PARKVILLE, Md.—Members of the Bhutan Baptist Church had a Thanksgiving Day celebration with a worship service, music, dancing, preaching, food, and fellowship. Senior Pastor Samuel Cho, Pastor Raju Budathoki and Deacon Joseph Passos shared a short message. Cho and Passos preached in English. Budathoki translated both of the sermons to Bhutanese.

Youth from Bhutan Baptist Church dance during the church’s Thanksgiving celebration.
Cho drew a parallel between the immigrants at the Bhutanese church and the pilgrims who came to the new world. He shared that the pilgrims immigrated to the United States for religious freedom and they celebrated Thanksgiving after their harvest. They were thankful to family and friends, old and new, who helped them, and they thanked and worshipped the Lord.
Many in the Bhutan church understand religious persecution, including Budathoki, who was persecuted, imprisoned and tortured after he accepted Christ as Savior.
In his message, Budathoki shared from 1 Thessalonians 5:18, “In everything give thanks; for this is the will of God in Christ Jesus for you,” referring to Job, Hannah and David who praised God in the midst of their struggles.
Passos, in his message, said, “For Christians, the deepest roots of our thanksgiving go back to the old world, way back before the pilgrims, to a story as old as creation. God created humanity for gratitude. You exist to appreciate God. He created you to honor him by giving him thanks; appreciating both who God is and his actions for us, in creating us and sustaining our lives,” he said. But man is fallen and we have failed miserably, Passos said.

Senior Pastor Samuel Cho shares while Pastor Raju Budathoki translated.
“God himself, in the person of his Son, Jesus, entered into our thankless world, lived in perfect appreciation of his Father, and died on our behalf for our chronic ingratitude. It is Jesus, the God-man, who has manifested the perfect life of thankfulness. Christians are thankful for all God’s gifts, especially his eternal gifts,” he continued. “By faith in Jesus, we are redeemed from ingratitude and only in Jesus are we able to become the kind of persistently thankful people God created us to be.

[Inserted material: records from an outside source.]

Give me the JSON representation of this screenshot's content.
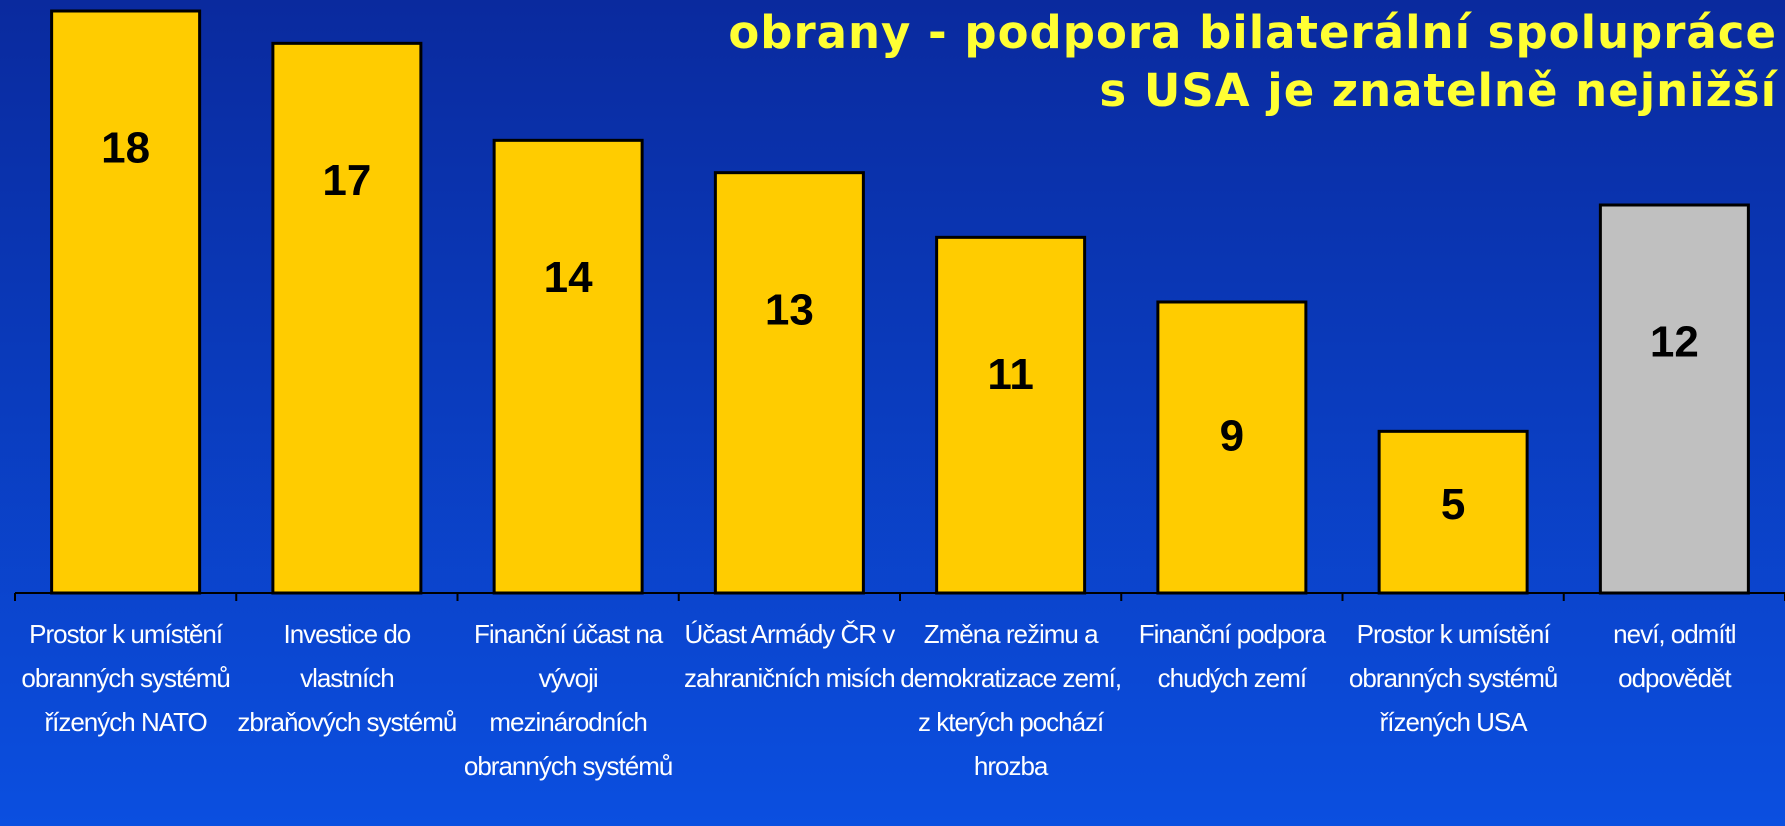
{
  "chart_data": {
    "type": "bar",
    "title": [
      "obrany - podpora bilaterální spolupráce",
      "s USA je znatelně nejnižší"
    ],
    "categories": [
      "Prostor k umístění obranných systémů řízených NATO",
      "Investice do vlastních zbraňových systémů",
      "Finanční účast na vývoji mezinárodních obranných systémů",
      "Účast Armády ČR v zahraničních misích",
      "Změna režimu a demokratizace zemí, z kterých pochází hrozba",
      "Finanční podpora chudých zemí",
      "Prostor k umístění obranných systémů řízených USA",
      "neví, odmítl odpovědět"
    ],
    "values": [
      18,
      17,
      14,
      13,
      11,
      9,
      5,
      12
    ],
    "colors": [
      "#ffcc00",
      "#ffcc00",
      "#ffcc00",
      "#ffcc00",
      "#ffcc00",
      "#ffcc00",
      "#ffcc00",
      "#c0c0c0"
    ],
    "ylim": [
      0,
      18
    ]
  }
}
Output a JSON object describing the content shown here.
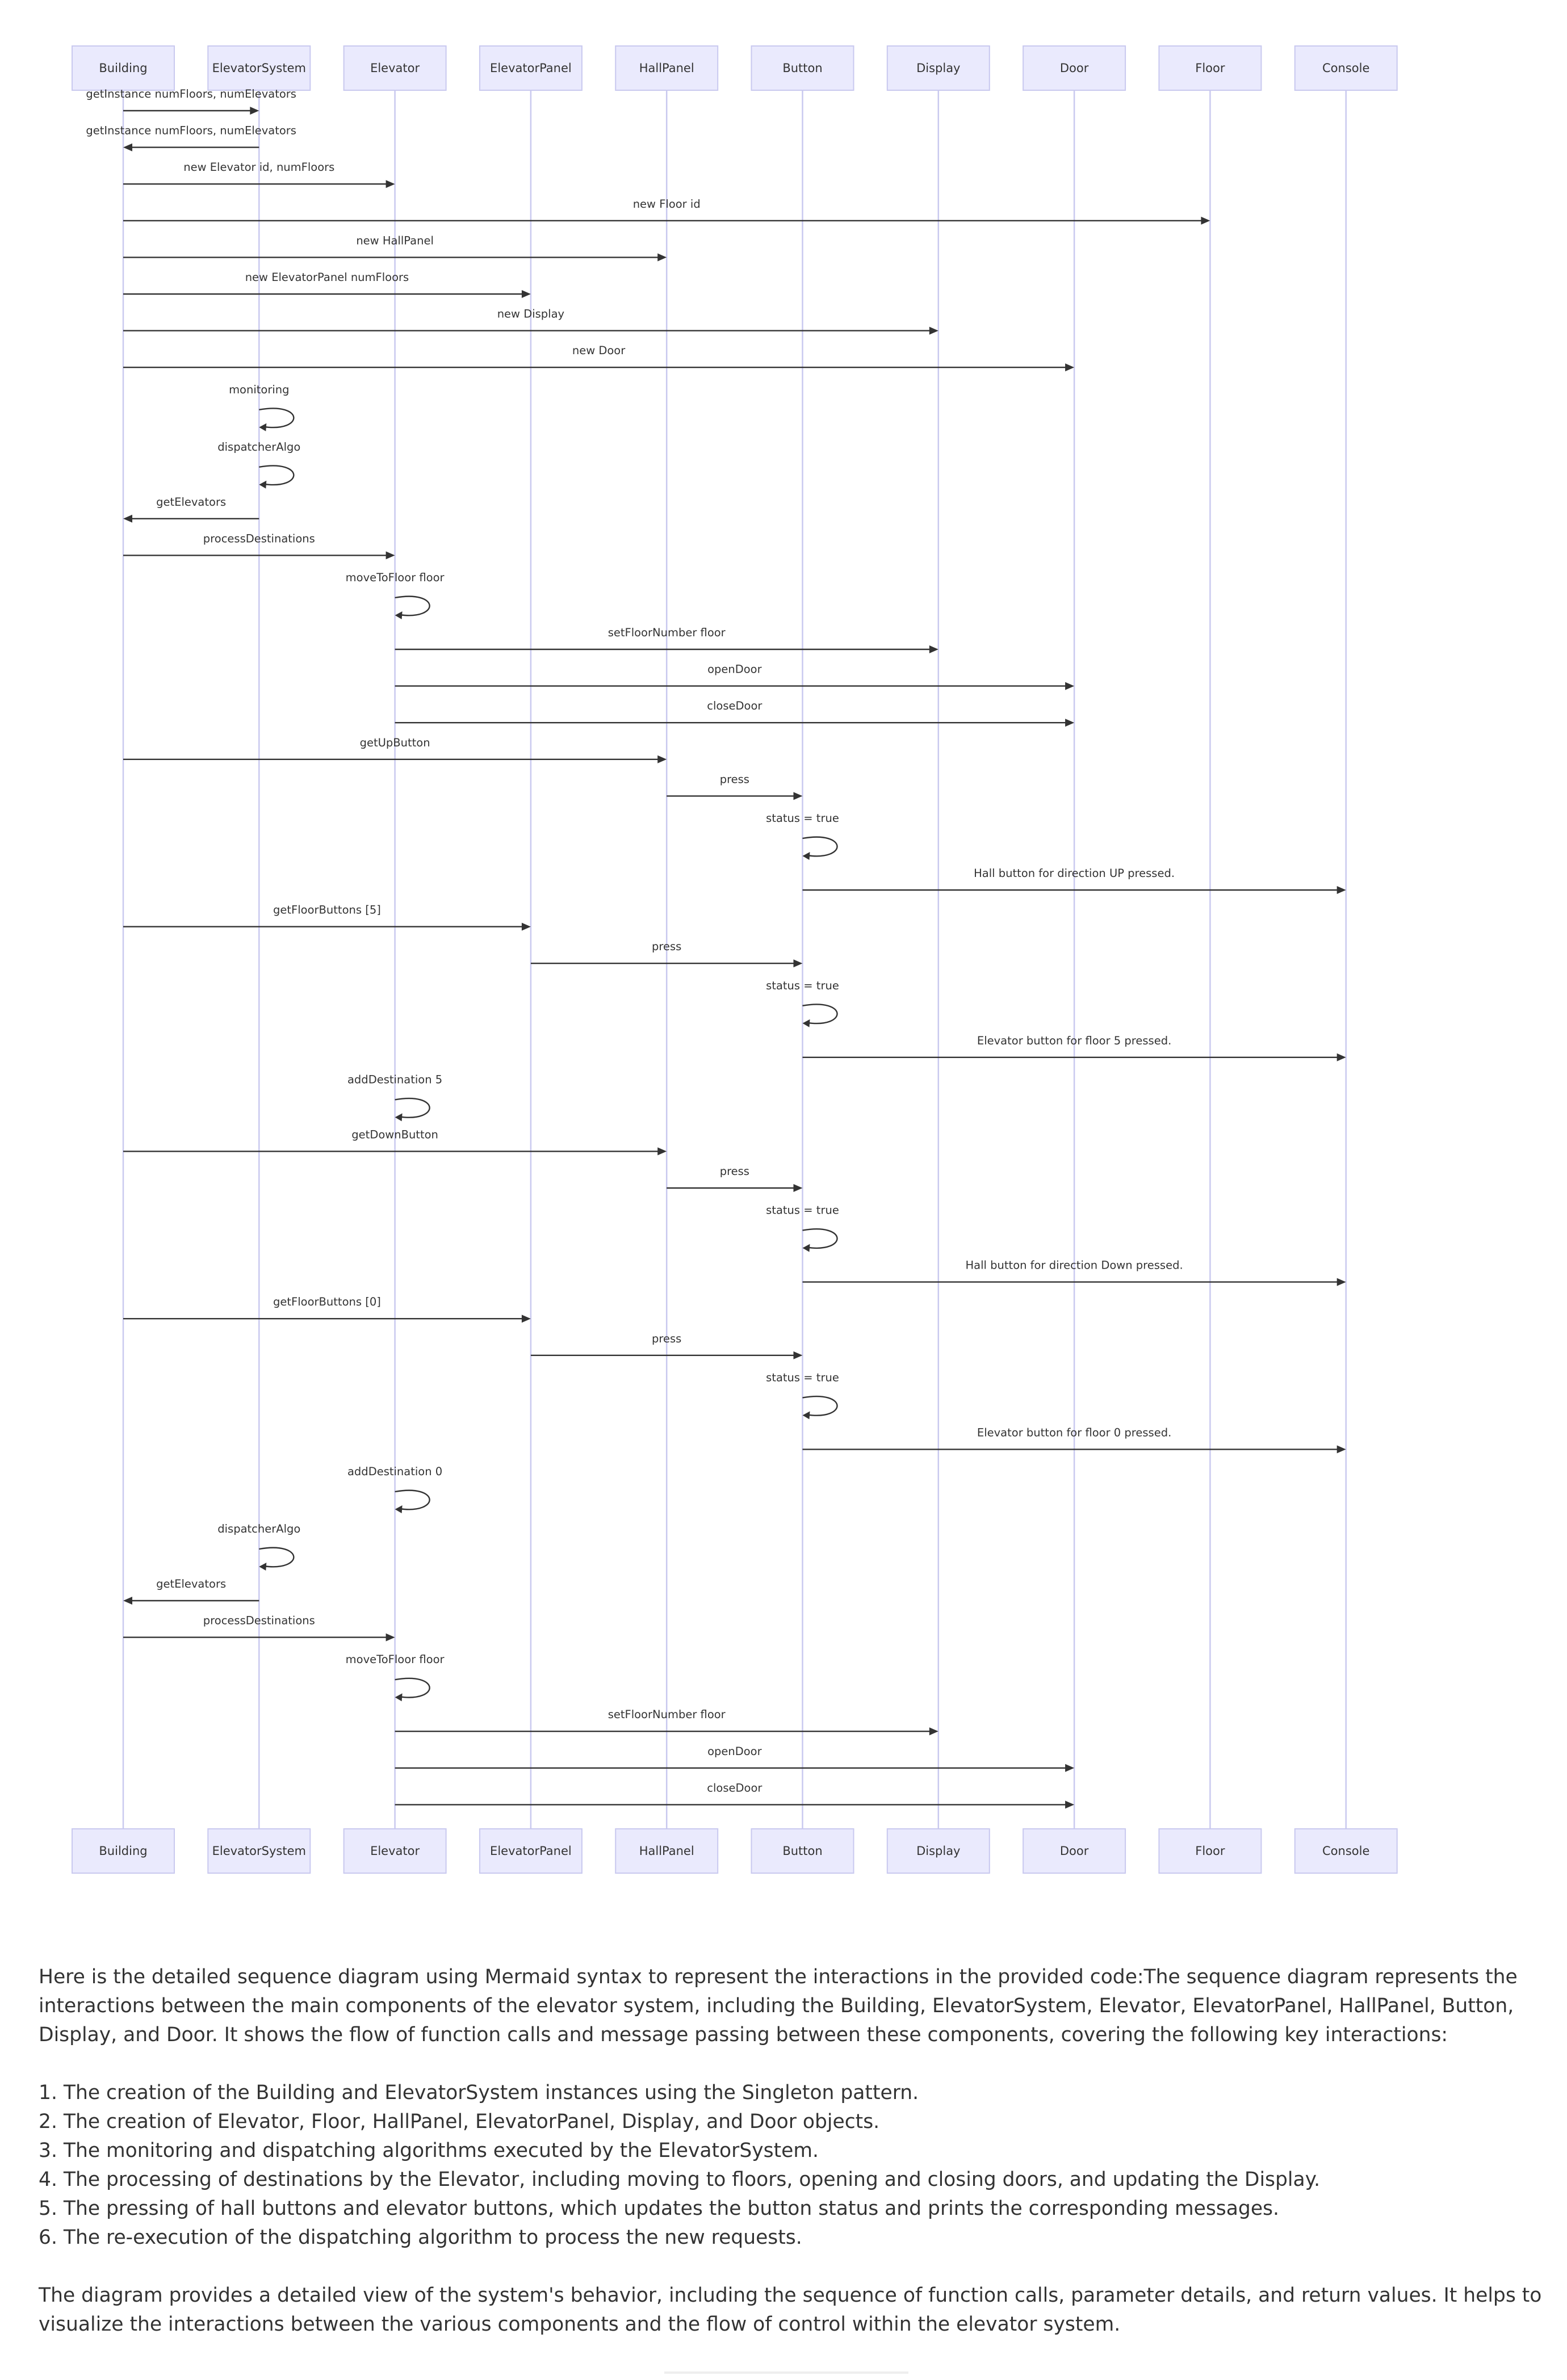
{
  "actors": [
    {
      "id": "building",
      "label": "Building"
    },
    {
      "id": "elevator-system",
      "label": "ElevatorSystem"
    },
    {
      "id": "elevator",
      "label": "Elevator"
    },
    {
      "id": "elevator-panel",
      "label": "ElevatorPanel"
    },
    {
      "id": "hall-panel",
      "label": "HallPanel"
    },
    {
      "id": "button",
      "label": "Button"
    },
    {
      "id": "display",
      "label": "Display"
    },
    {
      "id": "door",
      "label": "Door"
    },
    {
      "id": "floor",
      "label": "Floor"
    },
    {
      "id": "console",
      "label": "Console"
    }
  ],
  "messages": [
    {
      "from": 0,
      "to": 1,
      "label": "getInstance numFloors, numElevators"
    },
    {
      "from": 1,
      "to": 0,
      "label": "getInstance numFloors, numElevators"
    },
    {
      "from": 0,
      "to": 2,
      "label": "new Elevator id, numFloors"
    },
    {
      "from": 0,
      "to": 8,
      "label": "new Floor id"
    },
    {
      "from": 0,
      "to": 4,
      "label": "new HallPanel"
    },
    {
      "from": 0,
      "to": 3,
      "label": "new ElevatorPanel numFloors"
    },
    {
      "from": 0,
      "to": 6,
      "label": "new Display"
    },
    {
      "from": 0,
      "to": 7,
      "label": "new Door"
    },
    {
      "from": 1,
      "to": 1,
      "label": "monitoring"
    },
    {
      "from": 1,
      "to": 1,
      "label": "dispatcherAlgo"
    },
    {
      "from": 1,
      "to": 0,
      "label": "getElevators"
    },
    {
      "from": 0,
      "to": 2,
      "label": "processDestinations"
    },
    {
      "from": 2,
      "to": 2,
      "label": "moveToFloor floor"
    },
    {
      "from": 2,
      "to": 6,
      "label": "setFloorNumber floor"
    },
    {
      "from": 2,
      "to": 7,
      "label": "openDoor"
    },
    {
      "from": 2,
      "to": 7,
      "label": "closeDoor"
    },
    {
      "from": 0,
      "to": 4,
      "label": "getUpButton"
    },
    {
      "from": 4,
      "to": 5,
      "label": "press"
    },
    {
      "from": 5,
      "to": 5,
      "label": "status = true"
    },
    {
      "from": 5,
      "to": 9,
      "label": "Hall button for direction UP pressed."
    },
    {
      "from": 0,
      "to": 3,
      "label": "getFloorButtons [5]"
    },
    {
      "from": 3,
      "to": 5,
      "label": "press"
    },
    {
      "from": 5,
      "to": 5,
      "label": "status = true"
    },
    {
      "from": 5,
      "to": 9,
      "label": "Elevator button for floor 5 pressed."
    },
    {
      "from": 2,
      "to": 2,
      "label": "addDestination 5"
    },
    {
      "from": 0,
      "to": 4,
      "label": "getDownButton"
    },
    {
      "from": 4,
      "to": 5,
      "label": "press"
    },
    {
      "from": 5,
      "to": 5,
      "label": "status = true"
    },
    {
      "from": 5,
      "to": 9,
      "label": "Hall button for direction Down pressed."
    },
    {
      "from": 0,
      "to": 3,
      "label": "getFloorButtons [0]"
    },
    {
      "from": 3,
      "to": 5,
      "label": "press"
    },
    {
      "from": 5,
      "to": 5,
      "label": "status = true"
    },
    {
      "from": 5,
      "to": 9,
      "label": "Elevator button for floor 0 pressed."
    },
    {
      "from": 2,
      "to": 2,
      "label": "addDestination 0"
    },
    {
      "from": 1,
      "to": 1,
      "label": "dispatcherAlgo"
    },
    {
      "from": 1,
      "to": 0,
      "label": "getElevators"
    },
    {
      "from": 0,
      "to": 2,
      "label": "processDestinations"
    },
    {
      "from": 2,
      "to": 2,
      "label": "moveToFloor floor"
    },
    {
      "from": 2,
      "to": 6,
      "label": "setFloorNumber floor"
    },
    {
      "from": 2,
      "to": 7,
      "label": "openDoor"
    },
    {
      "from": 2,
      "to": 7,
      "label": "closeDoor"
    }
  ],
  "explanation": {
    "intro": "Here is the detailed sequence diagram using Mermaid syntax to represent the interactions in the provided code:The sequence diagram represents the interactions between the main components of the elevator system, including the Building, ElevatorSystem, Elevator, ElevatorPanel, HallPanel, Button, Display, and Door. It shows the flow of function calls and message passing between these components, covering the following key interactions:",
    "items": [
      "1. The creation of the Building and ElevatorSystem instances using the Singleton pattern.",
      "2. The creation of Elevator, Floor, HallPanel, ElevatorPanel, Display, and Door objects.",
      "3. The monitoring and dispatching algorithms executed by the ElevatorSystem.",
      "4. The processing of destinations by the Elevator, including moving to floors, opening and closing doors, and updating the Display.",
      "5. The pressing of hall buttons and elevator buttons, which updates the button status and prints the corresponding messages.",
      "6. The re-execution of the dispatching algorithm to process the new requests."
    ],
    "conclusion": "The diagram provides a detailed view of the system's behavior, including the sequence of function calls, parameter details, and return values. It helps to visualize the interactions between the various components and the flow of control within the elevator system."
  }
}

“My personal life is an example of someone redeemed by the blood of Jesus, being born in poverty, living in houses made from bamboo and clay, depending on the charity of many for clothing and bed covers to survive winter; living in a home under strong witchcraft influence, humanly speaking, living a hopeless life. God took me from the darkness and brought me to His wonderful light and today I have one million reasons to give Him thanks,” he said.
A youth choir sang and local students performed traditional Nepali dance.
The group ate pork, chicken, curried vegetables, beans, dal, salad and kimchi with cookies for desserts.